Can a monster ever be human? What do we make of a creator that repels its creation? And what of the desire to know our creator? When Mary Shelley wrote “Frankenstein: The Modern Prometheus” in Geneva more than 200 years ago, she created an archetypal, pitiable, grotesque character that, in her uniquely structured horror novel, becomes more human the closer we get to its story.
The Chicago troupe Manual Cinema has visualized Shelley’s formula of telling Frankenstein’s tale in multiple POVs and styles using its signature combination of film, puppets, silhouettes, live music and sound effects. The audience watches the troupe expertly create live-action movies projected onto screens above and behind them, cleverly using costumes, props, and quick changes. It’s a unique sensation: “film” usually implies its work has been created in the past, but here it’s live-feed cinema.

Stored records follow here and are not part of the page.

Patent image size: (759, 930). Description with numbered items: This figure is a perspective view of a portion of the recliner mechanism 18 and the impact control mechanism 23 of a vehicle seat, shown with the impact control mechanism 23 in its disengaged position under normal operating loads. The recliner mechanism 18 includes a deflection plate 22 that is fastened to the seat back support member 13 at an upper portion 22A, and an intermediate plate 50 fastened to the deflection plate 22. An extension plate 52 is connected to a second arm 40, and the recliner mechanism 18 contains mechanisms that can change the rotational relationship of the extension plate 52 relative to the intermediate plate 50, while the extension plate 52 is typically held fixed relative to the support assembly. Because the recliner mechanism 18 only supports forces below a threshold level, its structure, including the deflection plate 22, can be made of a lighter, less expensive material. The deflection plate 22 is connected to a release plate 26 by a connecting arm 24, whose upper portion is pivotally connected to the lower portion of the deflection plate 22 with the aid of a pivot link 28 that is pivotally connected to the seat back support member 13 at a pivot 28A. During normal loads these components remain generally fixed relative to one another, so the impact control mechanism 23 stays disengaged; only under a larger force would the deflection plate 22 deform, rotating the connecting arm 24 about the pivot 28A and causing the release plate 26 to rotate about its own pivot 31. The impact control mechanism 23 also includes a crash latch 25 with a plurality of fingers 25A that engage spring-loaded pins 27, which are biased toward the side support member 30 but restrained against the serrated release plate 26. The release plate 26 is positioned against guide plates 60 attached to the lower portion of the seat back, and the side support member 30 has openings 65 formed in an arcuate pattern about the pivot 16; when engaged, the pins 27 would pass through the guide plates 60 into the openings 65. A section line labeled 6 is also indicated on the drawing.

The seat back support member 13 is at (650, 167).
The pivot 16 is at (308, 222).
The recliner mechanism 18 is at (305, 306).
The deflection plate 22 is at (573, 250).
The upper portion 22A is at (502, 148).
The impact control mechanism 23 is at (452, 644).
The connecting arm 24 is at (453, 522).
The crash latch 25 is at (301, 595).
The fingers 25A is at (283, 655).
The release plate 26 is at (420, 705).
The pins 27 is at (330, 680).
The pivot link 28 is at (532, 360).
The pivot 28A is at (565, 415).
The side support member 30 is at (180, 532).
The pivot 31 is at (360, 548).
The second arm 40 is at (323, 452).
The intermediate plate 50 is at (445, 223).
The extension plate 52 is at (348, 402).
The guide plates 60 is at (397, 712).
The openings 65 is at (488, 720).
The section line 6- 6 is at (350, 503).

For those who are familiar with the book (or other Frankenstein film iterations), the story opens true – a lone figure, fleeing across forests, islands, finally alone on an ice floe. From there, the narrative pulls back to Shelley herself, writing in a cold London winter, 1815, balancing her creative flow with the demands of motherhood. When tragedy strikes, she and her husband Percy Shelley travel to Geneva to summer with Lord Byron. That rainy, gloomy summer (due to a volcanic eruption in Asia) shuts them in, and a book of ghost stories launches a writing contest between them which inspires another creation and taps her imagination.